Sergeant Kerr coldly and methodically fired ten times while the soldiers were maneuvering to the shelf, and every time he fired, a soldier dropped with a hole burned through him. Kerr would have fired many more times, but he’d had to drop down and scramble away from the aperture once when a heavy laser found it and began chewing a hole through its lip. Then again when a fléchette gun sent a multithousand burst onto and through the enlarged aperture, and a third time when another laser further enlarged the opening. When the soldiers reached the cover of the shelf, he began trying to take out the crew-served weapons that were chewing up the fronts of the bunkers, reaching inside them and killing or wounding Marines.
His shooting, ducking, and dodging were all automatic; Kerr was experienced enough he didn’t have to think about how to fight outnumbered from a fixed position. While his body functioned on automatic, and temporarily took out a heavy laser by hitting its muzzle at exactly the right angle to crack the barrel lens, his mind worked on the irony of his current position.
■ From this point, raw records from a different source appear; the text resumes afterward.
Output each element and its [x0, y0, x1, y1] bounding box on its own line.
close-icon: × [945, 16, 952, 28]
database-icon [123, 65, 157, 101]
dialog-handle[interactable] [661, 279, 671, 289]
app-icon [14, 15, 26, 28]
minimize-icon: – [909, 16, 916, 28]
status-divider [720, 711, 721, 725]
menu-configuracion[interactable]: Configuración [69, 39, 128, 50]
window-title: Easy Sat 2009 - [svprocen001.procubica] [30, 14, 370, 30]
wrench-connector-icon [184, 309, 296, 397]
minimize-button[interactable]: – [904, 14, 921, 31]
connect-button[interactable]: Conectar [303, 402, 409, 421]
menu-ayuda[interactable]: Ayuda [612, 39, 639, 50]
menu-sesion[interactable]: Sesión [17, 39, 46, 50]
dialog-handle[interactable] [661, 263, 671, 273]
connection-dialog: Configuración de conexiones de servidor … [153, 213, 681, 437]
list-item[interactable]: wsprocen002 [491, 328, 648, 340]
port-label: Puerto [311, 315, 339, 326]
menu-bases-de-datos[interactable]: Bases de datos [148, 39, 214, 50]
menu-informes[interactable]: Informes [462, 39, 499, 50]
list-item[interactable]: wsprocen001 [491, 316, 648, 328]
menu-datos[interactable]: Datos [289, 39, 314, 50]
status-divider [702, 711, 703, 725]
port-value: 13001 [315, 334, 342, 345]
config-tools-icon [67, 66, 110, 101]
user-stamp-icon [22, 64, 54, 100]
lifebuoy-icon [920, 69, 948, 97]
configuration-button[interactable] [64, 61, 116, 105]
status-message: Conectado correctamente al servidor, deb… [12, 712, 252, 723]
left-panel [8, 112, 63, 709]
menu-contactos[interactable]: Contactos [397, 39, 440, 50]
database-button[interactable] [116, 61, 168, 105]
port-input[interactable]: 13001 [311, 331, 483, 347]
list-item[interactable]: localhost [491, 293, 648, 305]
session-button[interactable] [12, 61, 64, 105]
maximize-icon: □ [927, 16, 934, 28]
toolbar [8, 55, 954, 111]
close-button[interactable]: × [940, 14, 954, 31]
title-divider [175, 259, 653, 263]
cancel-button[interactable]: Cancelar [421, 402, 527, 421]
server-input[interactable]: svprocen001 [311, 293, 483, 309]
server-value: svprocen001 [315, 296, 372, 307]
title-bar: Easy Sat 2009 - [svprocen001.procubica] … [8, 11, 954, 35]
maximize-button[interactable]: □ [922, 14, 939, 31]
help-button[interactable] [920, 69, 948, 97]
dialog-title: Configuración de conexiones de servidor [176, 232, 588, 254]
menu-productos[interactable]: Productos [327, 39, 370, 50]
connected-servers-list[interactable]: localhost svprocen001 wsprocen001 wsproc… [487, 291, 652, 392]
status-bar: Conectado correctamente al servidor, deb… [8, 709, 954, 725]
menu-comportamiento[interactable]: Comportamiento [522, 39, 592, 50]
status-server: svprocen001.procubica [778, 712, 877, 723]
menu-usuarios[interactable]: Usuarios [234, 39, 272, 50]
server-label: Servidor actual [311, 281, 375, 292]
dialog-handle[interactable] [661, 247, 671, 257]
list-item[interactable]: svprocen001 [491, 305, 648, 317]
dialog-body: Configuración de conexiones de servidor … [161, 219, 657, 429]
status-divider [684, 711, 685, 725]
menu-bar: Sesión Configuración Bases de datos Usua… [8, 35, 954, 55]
Kerr had been a fire team leader when he was nearl
y killed on Elneal. Since then, Corporal Ratliff was promoted to Sergeant and became a squad leader when then–Gunnery Sergeant Bass was made Platoon Commander and Sergeant Hyakowa was promoted to Staff Sergeant and made Platoon Sergeant. Corporals Leach, Saleski, and Keto were killed before Kerr rejoined 34th FIST and third platoon two years later. Sergeant Linsman, who wasn’t even with the platoon when Kerr was nearly killed, was a fire team leader when Kerr returned, and was promoted to squad leader over Kerr.
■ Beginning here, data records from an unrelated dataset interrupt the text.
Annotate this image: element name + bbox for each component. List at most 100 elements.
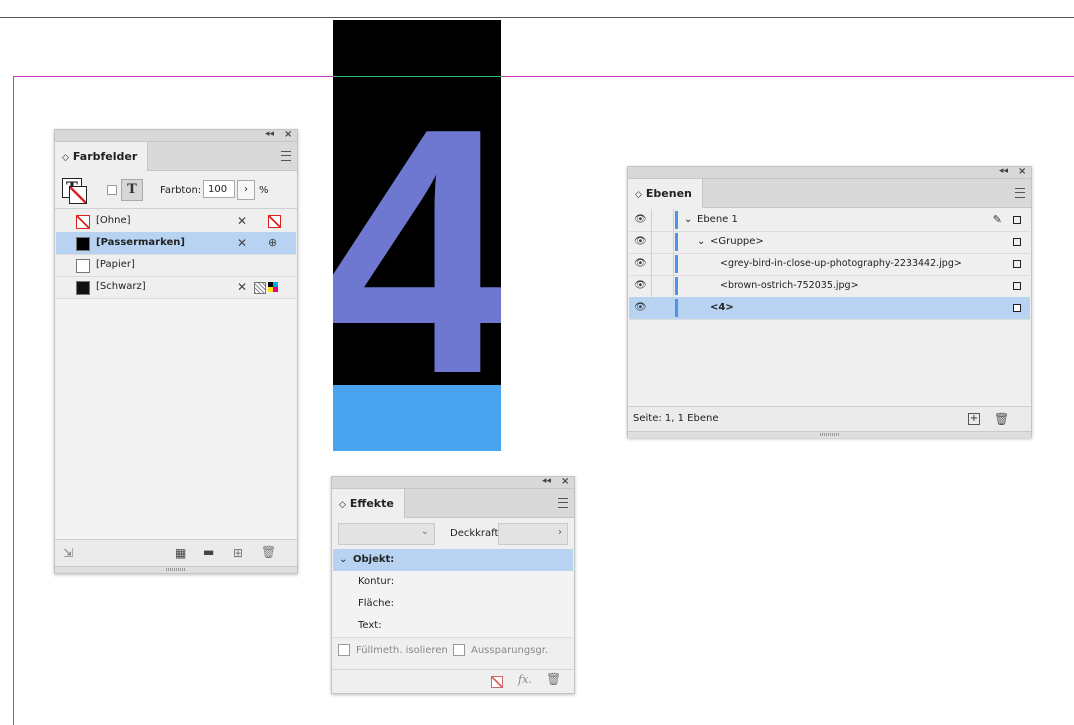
process-color-icon — [254, 282, 266, 294]
collapse-icon[interactable]: ◂◂ — [265, 129, 274, 139]
tab-strip: ◇ Effekte — [332, 489, 574, 518]
panel-titlebar[interactable]: ◂◂ × — [55, 129, 297, 142]
clear-effects-icon[interactable] — [491, 676, 503, 688]
target-square-icon[interactable] — [1013, 304, 1021, 312]
layer-row-grey-bird[interactable]: 👁 <grey-bird-in-close-up-photography-223… — [629, 253, 1030, 276]
new-swatch-icon[interactable]: ⊞ — [233, 546, 243, 560]
isolate-blending-checkbox[interactable]: Füllmeth. isolieren — [338, 644, 448, 656]
swatches-panel: ◂◂ × ◇Farbfelder T T Farbton: 100 › % [O… — [54, 129, 298, 574]
visibility-eye-icon[interactable]: 👁 — [634, 209, 647, 231]
layer-row-brown-ostrich[interactable]: 👁 <brown-ostrich-752035.jpg> — [629, 275, 1030, 298]
close-icon[interactable]: × — [1018, 166, 1026, 177]
text-format-icon[interactable]: T — [121, 179, 143, 201]
fx-icon[interactable]: fx. — [518, 673, 532, 686]
tab-arrows-icon: ◇ — [62, 153, 69, 163]
tab-farbfelder[interactable]: ◇ Farbfelder — [55, 142, 149, 171]
swatch-row-schwarz[interactable]: [Schwarz] ✕ — [56, 276, 296, 299]
effect-row-kontur[interactable]: Kontur: — [333, 571, 573, 594]
tab-arrows-icon: ◇ — [635, 190, 642, 200]
knockout-group-checkbox[interactable]: Aussparungsgr. — [453, 644, 548, 656]
page-top-edge — [0, 17, 1074, 18]
target-square-icon[interactable] — [1013, 260, 1021, 268]
effect-row-objekt[interactable]: ⌄ Objekt: — [333, 549, 573, 572]
checkbox-label: Füllmeth. isolieren — [356, 645, 448, 656]
tab-strip: ◇ Ebenen — [628, 179, 1031, 208]
tab-label: Ebenen — [645, 187, 692, 200]
tab-arrows-icon: ◇ — [339, 500, 346, 510]
artwork-number-four: 4 — [333, 56, 501, 447]
status-text: Seite: 1, 1 Ebene — [633, 413, 719, 424]
effect-row-flaeche[interactable]: Fläche: — [333, 593, 573, 616]
stroke-none-icon[interactable] — [69, 186, 87, 204]
effects-panel: ◂◂ × ◇ Effekte ⌄ Deckkraft: › ⌄ Objekt: K… — [331, 476, 575, 694]
new-color-group-icon[interactable]: ▦ — [175, 546, 186, 560]
visibility-eye-icon[interactable]: 👁 — [634, 275, 647, 297]
tint-unit: % — [259, 185, 269, 196]
opacity-label: Deckkraft: — [450, 528, 502, 539]
new-layer-icon[interactable]: + — [968, 413, 980, 425]
layer-row-gruppe[interactable]: 👁 ⌄ <Gruppe> — [629, 231, 1030, 254]
swatch-controls: T T Farbton: 100 › % — [55, 172, 297, 209]
none-type-icon — [268, 215, 281, 228]
effect-row-label: Text: — [358, 620, 382, 631]
layer-color-bar — [675, 277, 678, 295]
swatch-row-papier[interactable]: [Papier] — [56, 254, 296, 277]
trash-icon[interactable]: 🗑 — [994, 407, 1009, 431]
opacity-input[interactable]: › — [498, 523, 568, 545]
expand-chevron-icon: ⌄ — [339, 554, 348, 565]
container-format-icon[interactable] — [107, 185, 117, 195]
panel-titlebar[interactable]: ◂◂ × — [332, 476, 574, 489]
tint-input[interactable]: 100 — [203, 180, 235, 198]
swatch-row-ohne[interactable]: [Ohne] ✕ — [56, 210, 296, 233]
layer-list-empty-area — [629, 320, 1030, 406]
target-square-icon[interactable] — [1013, 216, 1021, 224]
collapse-icon[interactable]: ◂◂ — [999, 166, 1008, 176]
trash-icon[interactable]: 🗑 — [261, 545, 276, 559]
checkbox-label: Aussparungsgr. — [471, 645, 549, 656]
swatch-row-passermarken[interactable]: [Passermarken] ✕ ⊕ — [56, 232, 296, 255]
chevron-down-icon: ⌄ — [420, 526, 429, 537]
trash-icon[interactable]: 🗑 — [546, 672, 561, 686]
swatch-name: [Schwarz] — [96, 281, 146, 292]
expand-chevron-icon[interactable]: ⌄ — [684, 209, 692, 231]
folder-icon[interactable]: ▬ — [203, 545, 214, 559]
effect-row-text[interactable]: Text: — [333, 615, 573, 638]
layer-color-bar — [675, 211, 678, 229]
artwork-green-guide — [333, 76, 501, 77]
cmyk-icon — [268, 282, 278, 292]
layer-row-4[interactable]: 👁 <4> — [629, 297, 1030, 320]
target-square-icon[interactable] — [1013, 238, 1021, 246]
layer-color-bar — [675, 255, 678, 273]
tint-stepper-icon[interactable]: › — [237, 180, 255, 200]
layer-name: <grey-bird-in-close-up-photography-22334… — [720, 258, 962, 269]
close-icon[interactable]: × — [284, 129, 292, 140]
panel-menu-icon[interactable] — [558, 498, 568, 508]
visibility-eye-icon[interactable]: 👁 — [634, 253, 647, 275]
layer-name: <Gruppe> — [710, 236, 764, 247]
resize-grip[interactable] — [628, 431, 1031, 438]
target-square-icon[interactable] — [1013, 282, 1021, 290]
artwork-frame[interactable]: 4 — [333, 20, 501, 451]
visibility-eye-icon[interactable]: 👁 — [634, 297, 647, 319]
swatch-name: [Ohne] — [96, 215, 131, 226]
expand-chevron-icon[interactable]: ⌄ — [697, 231, 705, 253]
panel-menu-icon[interactable] — [281, 151, 291, 161]
effect-row-label: Fläche: — [358, 598, 395, 609]
tab-effekte[interactable]: ◇ Effekte — [332, 489, 405, 518]
tint-label: Farbton: — [160, 185, 202, 196]
collapse-icon[interactable]: ◂◂ — [542, 476, 551, 486]
panel-titlebar[interactable]: ◂◂ × — [628, 166, 1031, 179]
show-swatch-types-icon[interactable]: ⇲ — [63, 546, 73, 560]
margin-guide-horizontal — [13, 76, 1074, 77]
visibility-eye-icon[interactable]: 👁 — [634, 231, 647, 253]
registration-icon: ⊕ — [268, 236, 278, 249]
close-icon[interactable]: × — [561, 476, 569, 487]
blend-mode-select[interactable]: ⌄ — [338, 523, 435, 545]
tab-ebenen[interactable]: ◇ Ebenen — [628, 179, 703, 208]
layer-row-ebene1[interactable]: 👁 ⌄ Ebene 1 ✎ — [629, 209, 1030, 232]
no-edit-icon: ✕ — [237, 236, 248, 250]
swatch-none-icon — [76, 215, 90, 229]
swatch-name: [Papier] — [96, 259, 135, 270]
panel-menu-icon[interactable] — [1015, 188, 1025, 198]
resize-grip[interactable] — [55, 566, 297, 573]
Now Kerr was squad leader. Corporal Dornhofer was the only fire team leader left from the peace-making deployment to Elneal. Sergeant Eagle’s Cry was dead, killed on Diamunde, and Sergeant Bladon still hadn’t returned from Rehab after losing an arm on Kingdom. Both of the gun team leaders had been killed in action since Kerr had almost been killed.
Only five of the eleven sergeants and corporals who had been with the platoon those years ago were still alive and fighting. Kerr couldn’t help but wonder how many would still be alive at the end of the day’s fight.
Kerr was finally a squad leader, though it had taken too many deaths to get him there. And there he was, in his first action as a squad leader, and the positions his squad held left him stuck being merely an extra blaster in Corporal Chan’s fire team.